Les membres indiquent qu'ils trouvent difficile d'effectuer un suivi des progrès de toutes les initiatives liées au Plan de gestion des produits chimiques. Selon eux, il serait avantageux d'avoir un seul point central à consulter sur le site Web des substances chimiques. On y présenterait les progrès réalisés par rapport à tous les programmes de gestion des produits chimiques, y compris, entre autres, le secteur pétrolier, les groupes de substances et les avis en vertu de l'article 71. Le gouvernement répond qu'il envisagera l'élaboration d'un tel outil.

Point 1 à l'ordre du jour - Substances de modulation du système endocrinien : évaluation, recherche et engagement à l'échelle internationale

SC et EC font un survol des activités récentes dans le domaine des effets sur le système endocrinien du point de vue de l'évaluation des risques, de la recherche, du contrôle et de la surveillance, ainsi que de l'engagement à l'échelle internationale, en mettant l'accent sur la gestion des produits chimiques.
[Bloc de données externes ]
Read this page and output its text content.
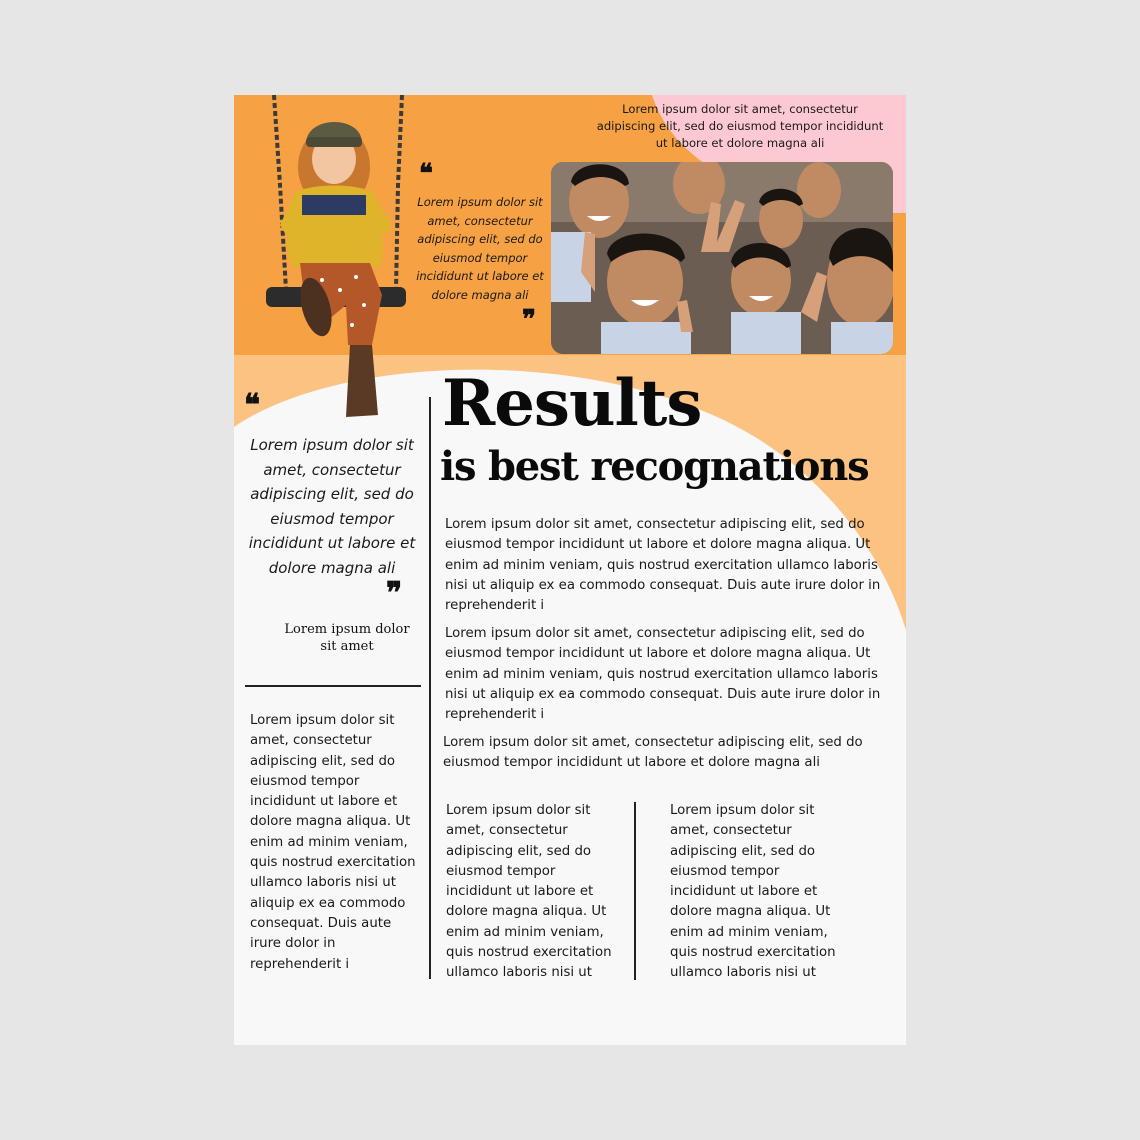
❝
Lorem ipsum dolor sit amet, consectetur adipiscing elit, sed do eiusmod tempor incididunt ut labore et dolore magna ali
❞
Lorem ipsum dolor sit amet, consectetur adipiscing elit, sed do eiusmod tempor incididunt ut labore et dolore magna ali
❝
Lorem ipsum dolor sit amet, consectetur adipiscing elit, sed do eiusmod tempor incididunt ut labore et dolore magna ali
❞
Lorem ipsum dolor sit amet
Lorem ipsum dolor sit amet, consectetur adipiscing elit, sed do eiusmod tempor incididunt ut labore et dolore magna aliqua. Ut enim ad minim veniam, quis nostrud exercitation ullamco laboris nisi ut aliquip ex ea commodo consequat. Duis aute irure dolor in reprehenderit i
Results
is best recognations

Lorem ipsum dolor sit amet, consectetur adipiscing elit, sed do eiusmod tempor incididunt ut labore et dolore magna aliqua. Ut enim ad minim veniam, quis nostrud exercitation ullamco laboris nisi ut aliquip ex ea commodo consequat. Duis aute irure dolor in reprehenderit i

Lorem ipsum dolor sit amet, consectetur adipiscing elit, sed do eiusmod tempor incididunt ut labore et dolore magna aliqua. Ut enim ad minim veniam, quis nostrud exercitation ullamco laboris nisi ut aliquip ex ea commodo consequat. Duis aute irure dolor in reprehenderit i

Lorem ipsum dolor sit amet, consectetur adipiscing elit, sed do eiusmod tempor incididunt ut labore et dolore magna ali

Lorem ipsum dolor sit amet, consectetur adipiscing elit, sed do eiusmod tempor incididunt ut labore et dolore magna aliqua. Ut enim ad minim veniam, quis nostrud exercitation ullamco laboris nisi ut

Lorem ipsum dolor sit amet, consectetur adipiscing elit, sed do eiusmod tempor incididunt ut labore et dolore magna aliqua. Ut enim ad minim veniam, quis nostrud exercitation ullamco laboris nisi ut
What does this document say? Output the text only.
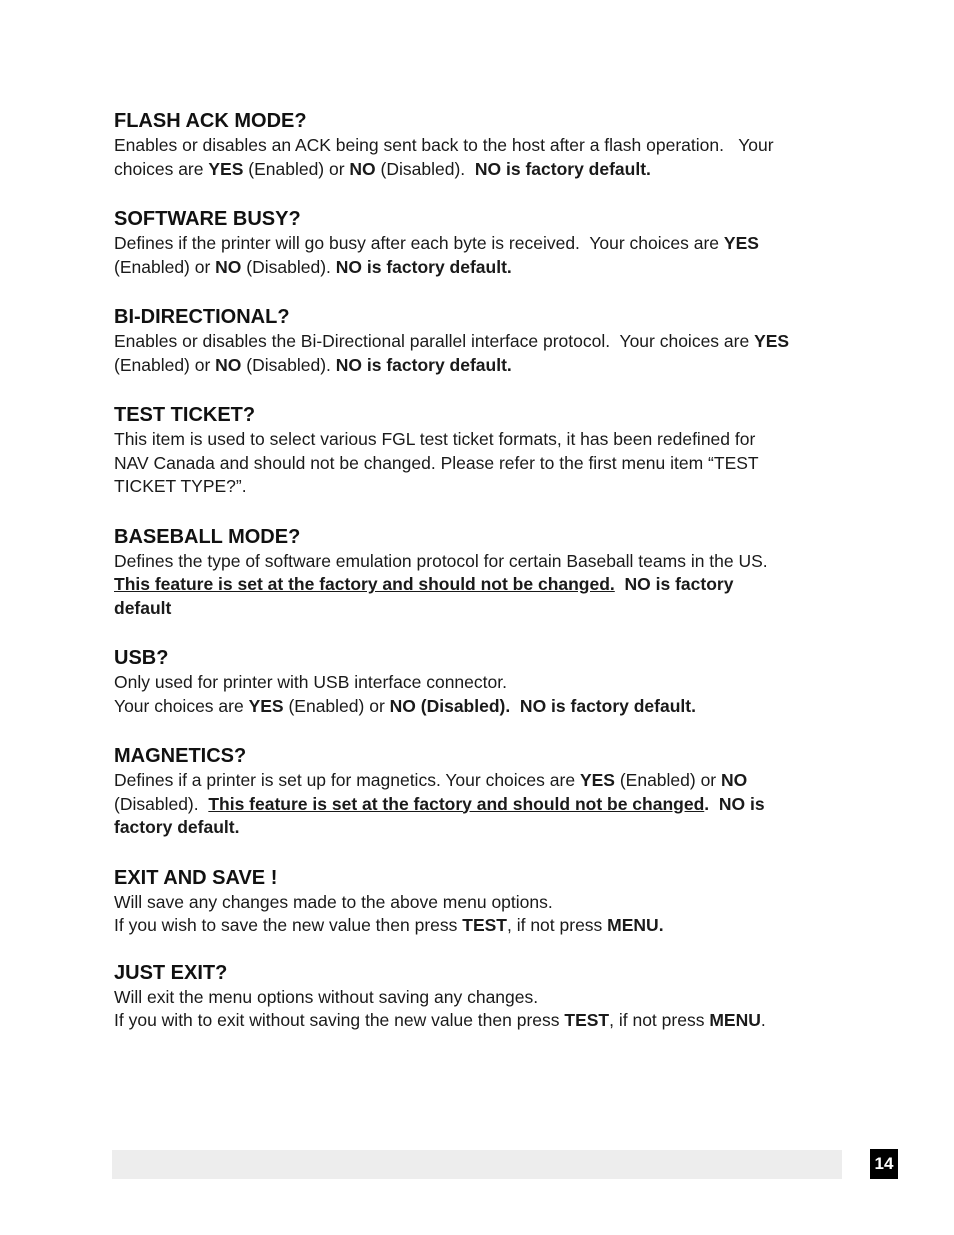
FLASH ACK MODE?
Enables or disables an ACK being sent back to the host after a flash operation.   Your
choices are YES (Enabled) or NO (Disabled).  NO is factory default.
SOFTWARE BUSY?
Defines if the printer will go busy after each byte is received.  Your choices are YES
(Enabled) or NO (Disabled). NO is factory default.
BI-DIRECTIONAL?
Enables or disables the Bi-Directional parallel interface protocol.  Your choices are YES
(Enabled) or NO (Disabled). NO is factory default.
TEST TICKET?
This item is used to select various FGL test ticket formats, it has been redefined for
NAV Canada and should not be changed. Please refer to the first menu item “TEST
TICKET TYPE?”.
BASEBALL MODE?
Defines the type of software emulation protocol for certain Baseball teams in the US.
This feature is set at the factory and should not be changed.  NO is factory
default
USB?
Only used for printer with USB interface connector.
Your choices are YES (Enabled) or NO (Disabled).  NO is factory default.
MAGNETICS?
Defines if a printer is set up for magnetics. Your choices are YES (Enabled) or NO
(Disabled).  This feature is set at the factory and should not be changed.  NO is
factory default.
EXIT AND SAVE !
Will save any changes made to the above menu options.
If you wish to save the new value then press TEST, if not press MENU.
JUST EXIT?
Will exit the menu options without saving any changes.
If you with to exit without saving the new value then press TEST, if not press MENU.
14
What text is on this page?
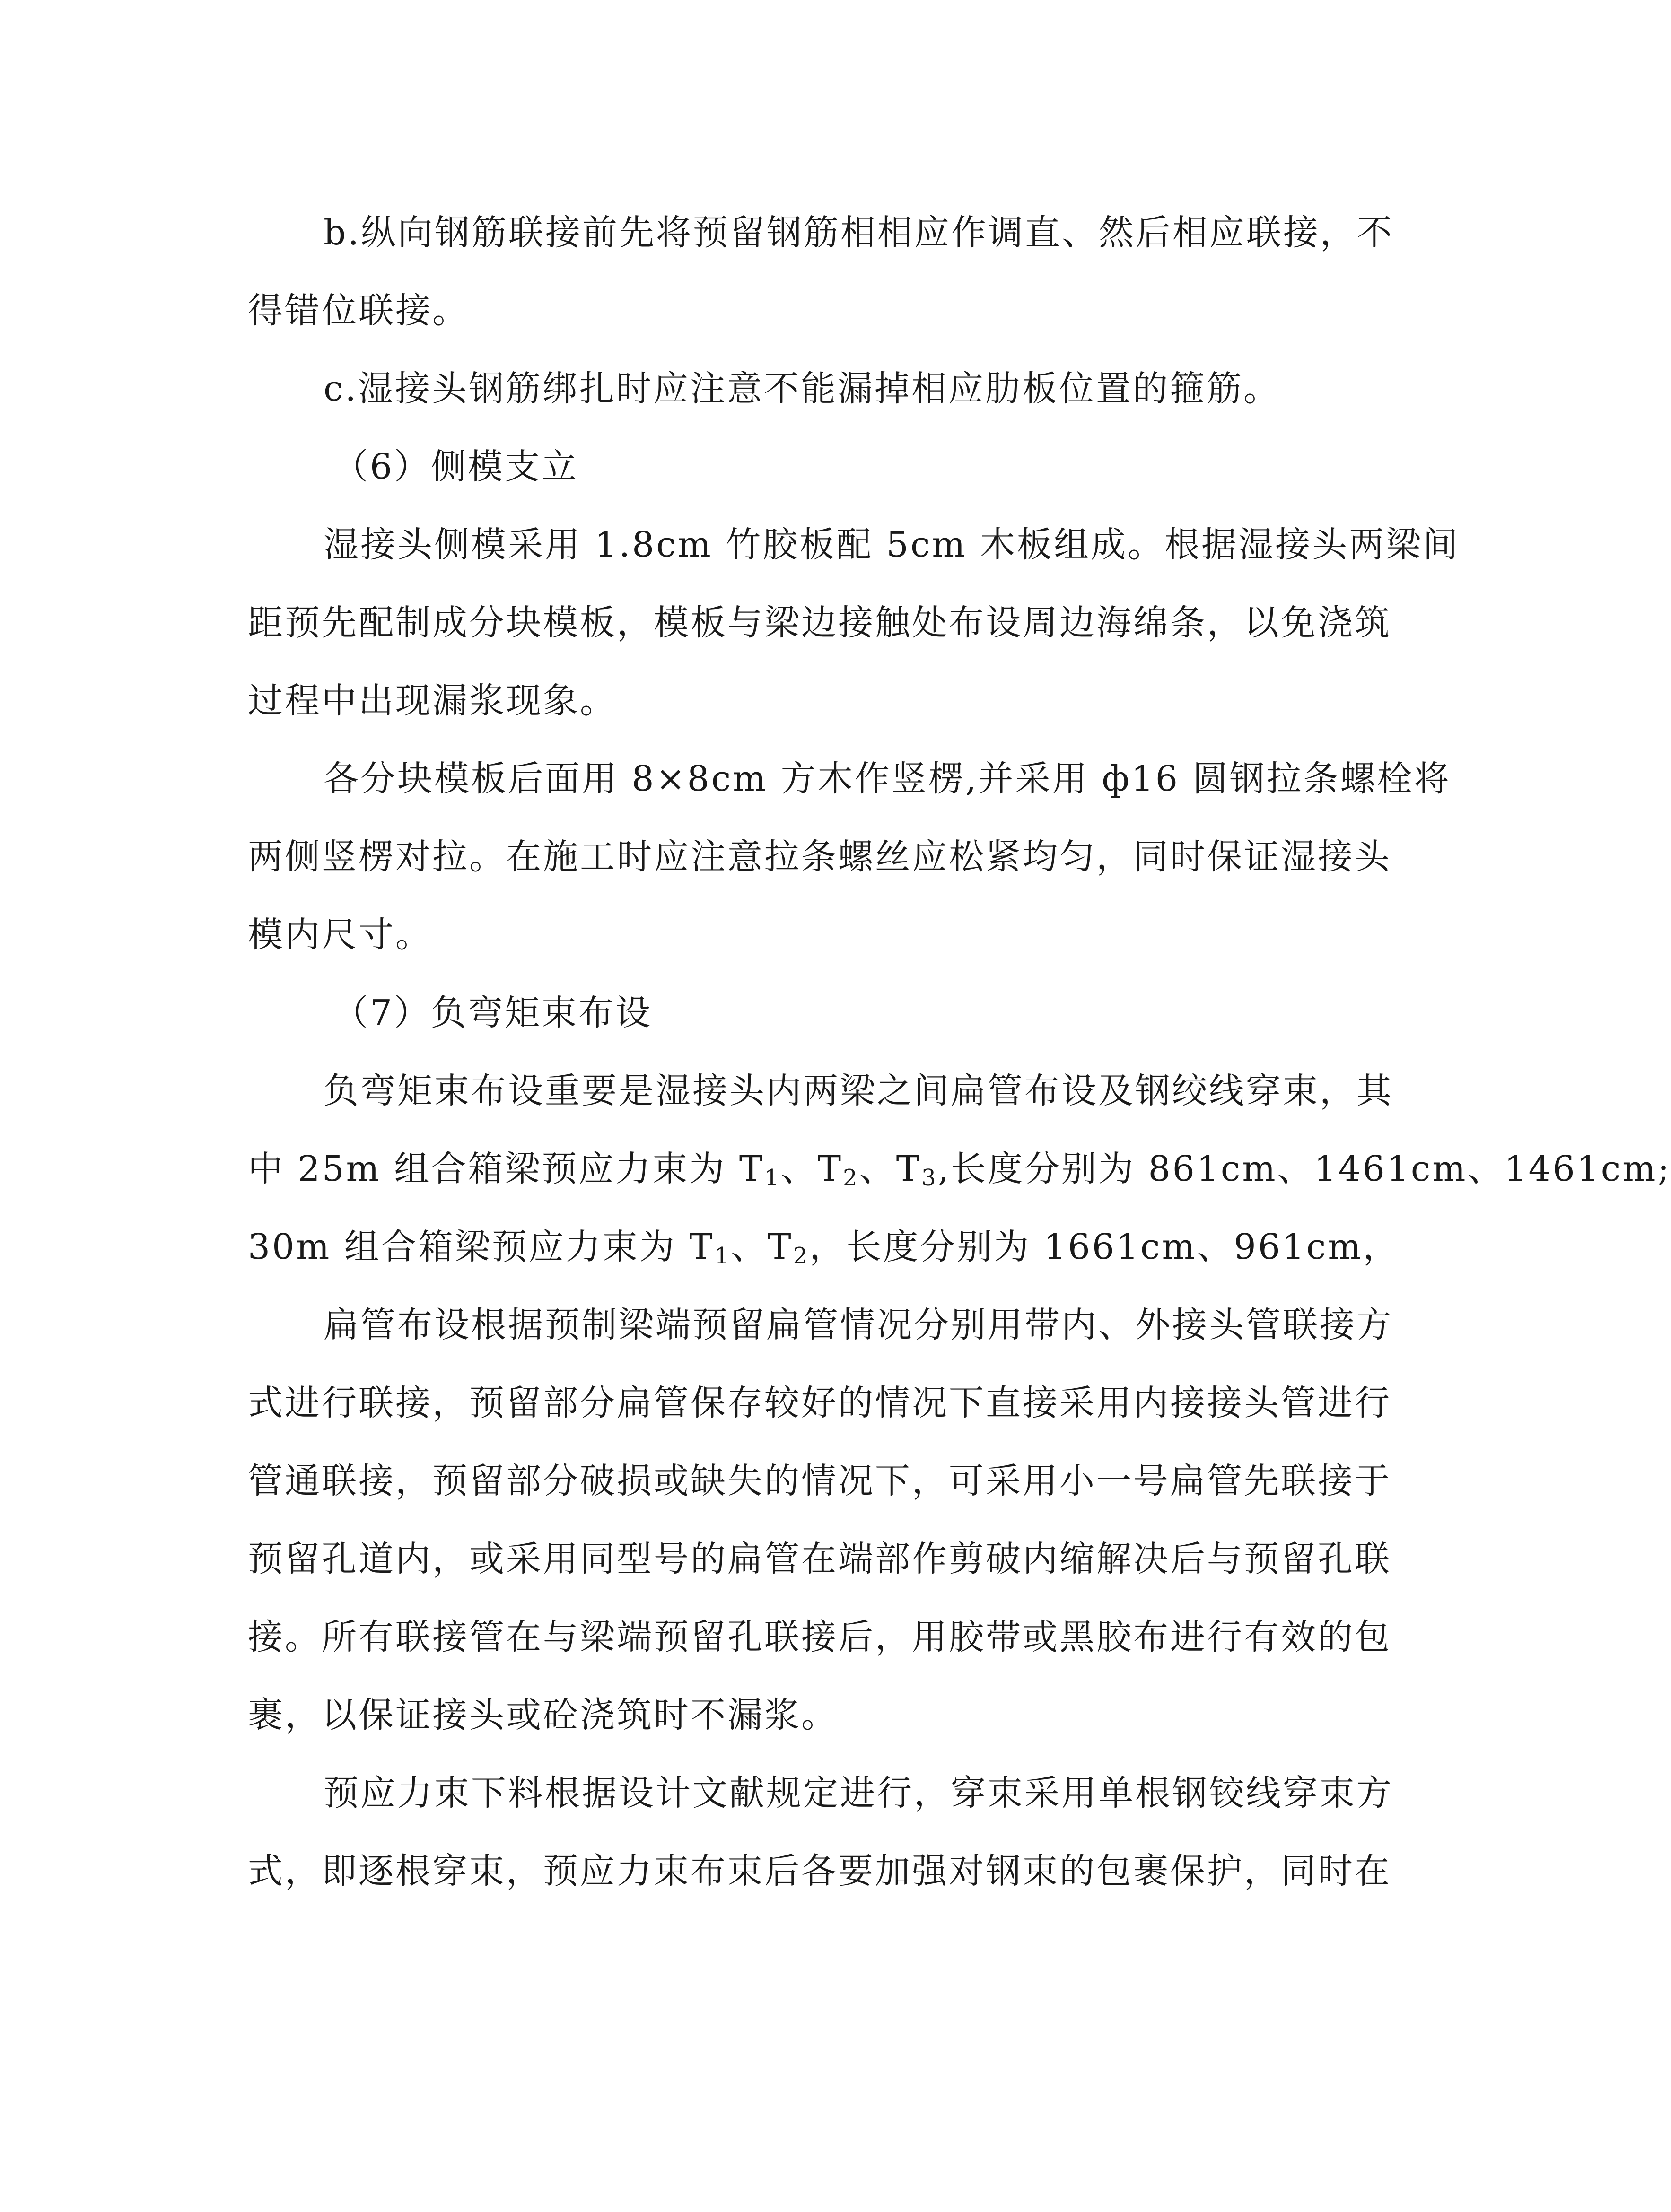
b.纵向钢筋联接前先将预留钢筋相相应作调直、然后相应联接，不
得错位联接。

c.湿接头钢筋绑扎时应注意不能漏掉相应肋板位置的箍筋。

（6）侧模支立

湿接头侧模采用 1.8cm 竹胶板配 5cm 木板组成。根据湿接头两梁间
距预先配制成分块模板，模板与梁边接触处布设周边海绵条，以免浇筑
过程中出现漏浆现象。

各分块模板后面用 8×8cm 方木作竖楞,并采用 ф16 圆钢拉条螺栓将
两侧竖楞对拉。在施工时应注意拉条螺丝应松紧均匀，同时保证湿接头
模内尺寸。

（7）负弯矩束布设

负弯矩束布设重要是湿接头内两梁之间扁管布设及钢绞线穿束，其
中 25m 组合箱梁预应力束为 $T_1$、$T_2$、$T_3$,长度分别为 861cm、1461cm、1461cm;
30m 组合箱梁预应力束为 $T_1$、$T_2$，长度分别为 1661cm、961cm，

扁管布设根据预制梁端预留扁管情况分别用带内、外接头管联接方
式进行联接，预留部分扁管保存较好的情况下直接采用内接接头管进行
管通联接，预留部分破损或缺失的情况下，可采用小一号扁管先联接于
预留孔道内，或采用同型号的扁管在端部作剪破内缩解决后与预留孔联
接。所有联接管在与梁端预留孔联接后，用胶带或黑胶布进行有效的包
裹，以保证接头或砼浇筑时不漏浆。

预应力束下料根据设计文献规定进行，穿束采用单根钢铰线穿束方
式，即逐根穿束，预应力束布束后各要加强对钢束的包裹保护，同时在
Cette présentation suscite des commentaires de la part des membres, y compris les suivants :

  • On pose des questions liées aux travaux sur les substances chimiques à l'Organisation de coopération et de développement économiques (OCDE). On aimerait savoir si les essais normalisés ont tenu compte des effets à faible dose et si les méthodes d'essai recommandées par l'OCDE sont actuellement mises en place ailleurs.
  • Certaines discussions portent sur l'élaboration des études sur le développement et la reproduction et les raisons justifiant l'utilisation d'études sur une génération plutôt que sur deux générations, ainsi que les paramètres utilisés par ces études.
  • On pose des questions sur la situation de l'Étude mère-enfant sur les composés chimiques de l'environnement (MIREC) et sur la date de publication des résultats. Les représentants du gouvernement précisent que cette étude a été lancée en 2007 et que la publication des premiers résultats est prévue au printemps ou au début de l'été 2013.
  • On demande qui est la personne responsable des activités de recherche liées aux répercussions de l'eau touchée par l'exploitation des sables bitumineux sur l'expression génétique chez les poissons. Il s'agit du sujet d'une étude en cours à l'Institut national de recherche sur les eaux (INRE) d'Environnement Canada.
  • On discute des différences dans la terminologie utilisée, par exemple « substances de modulation du système endocrinien » par rapport à « substances hormonopertubantes », surtout compte tenu de l'utilisation du terme « perturber » dans la Loi canadienne sur la protection de l'environnement (1999) [LCPE (1999)]. On explique que, en pratique, ces termes sont synonymes. Toutefois, tandis que le terme « perturbatrice » a ultimement une connotation négative, l'expression « de modulation », quant à elle, ne sous-entend pas des répercussions qui sont nécessairement négatives.
  • On exprime certaines préoccupations quant au lien possible entre les produits chimiques et les maladies dans la société, notamment le lien possible entre l'exposition embryonnaire à certaines substances en de très faibles doses et l'apparition d'une maladie plus tard dans la vie.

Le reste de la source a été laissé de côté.